The response includes the overall health status and per-module details (Weaviate connectivity, pipeline availability):
{
"isHealthy": true,
"modules": {
"Weaviate": { "status": "UP" },
"Pipelines": { "status": "UP" }
}
}
Use this endpoint for Docker health checks or load balancer probes.
Resource Considerations
- Iris application: Lightweight Python process. 1-2 CPU cores and 2 GB RAM is sufficient for moderate load.

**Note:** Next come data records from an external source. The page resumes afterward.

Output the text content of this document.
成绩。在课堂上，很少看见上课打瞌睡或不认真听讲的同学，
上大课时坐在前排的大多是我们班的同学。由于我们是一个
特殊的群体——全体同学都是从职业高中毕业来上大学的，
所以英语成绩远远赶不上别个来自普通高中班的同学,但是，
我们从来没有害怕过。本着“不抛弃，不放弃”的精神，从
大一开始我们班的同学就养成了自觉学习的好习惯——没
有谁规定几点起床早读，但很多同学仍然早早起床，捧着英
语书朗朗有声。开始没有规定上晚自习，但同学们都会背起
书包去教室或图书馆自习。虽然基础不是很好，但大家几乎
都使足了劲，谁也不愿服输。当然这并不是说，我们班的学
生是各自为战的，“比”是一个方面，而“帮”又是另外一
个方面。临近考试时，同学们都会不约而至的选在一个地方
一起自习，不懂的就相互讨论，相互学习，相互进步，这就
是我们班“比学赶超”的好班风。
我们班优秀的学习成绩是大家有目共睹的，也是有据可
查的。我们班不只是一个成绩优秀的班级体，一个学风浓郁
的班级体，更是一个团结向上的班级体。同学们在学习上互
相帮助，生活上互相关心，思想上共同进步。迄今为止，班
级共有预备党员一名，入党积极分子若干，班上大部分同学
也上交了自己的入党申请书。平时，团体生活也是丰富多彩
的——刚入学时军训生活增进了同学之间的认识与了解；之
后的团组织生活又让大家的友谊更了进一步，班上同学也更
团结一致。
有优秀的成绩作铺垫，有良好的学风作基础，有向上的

- Weaviate: Resource usage depends on the volume of indexed lecture content. Weaviate persists data to a volume mount at
/var/lib/weaviate. Allocate at least 4 GB RAM for production workloads. - Weaviate disk warnings: Weaviate is configured to warn at 80% disk usage (
DISK_USE_WARNING_PERCENTAGE=80).
Monitor Weaviate's disk usage in production. If the disk fills up, ingestion operations will fail silently.
Managing Containers
Stop all services:
docker compose -f <compose-file> down
View logs:
docker compose -f <compose-file> logs -f pyris-app
Rebuild after code or config changes:
docker compose -f <compose-file> up --build
Updating Iris
To update a production deployment:
- Pull the new image tag:
export PYRIS_DOCKER_TAG=<new-tag>
- Recreate the containers:
docker compose -f iris/docker/pyris-production.yml up -d
The production compose files use pull_policy: always, so Docker will fetch the latest image matching the tag.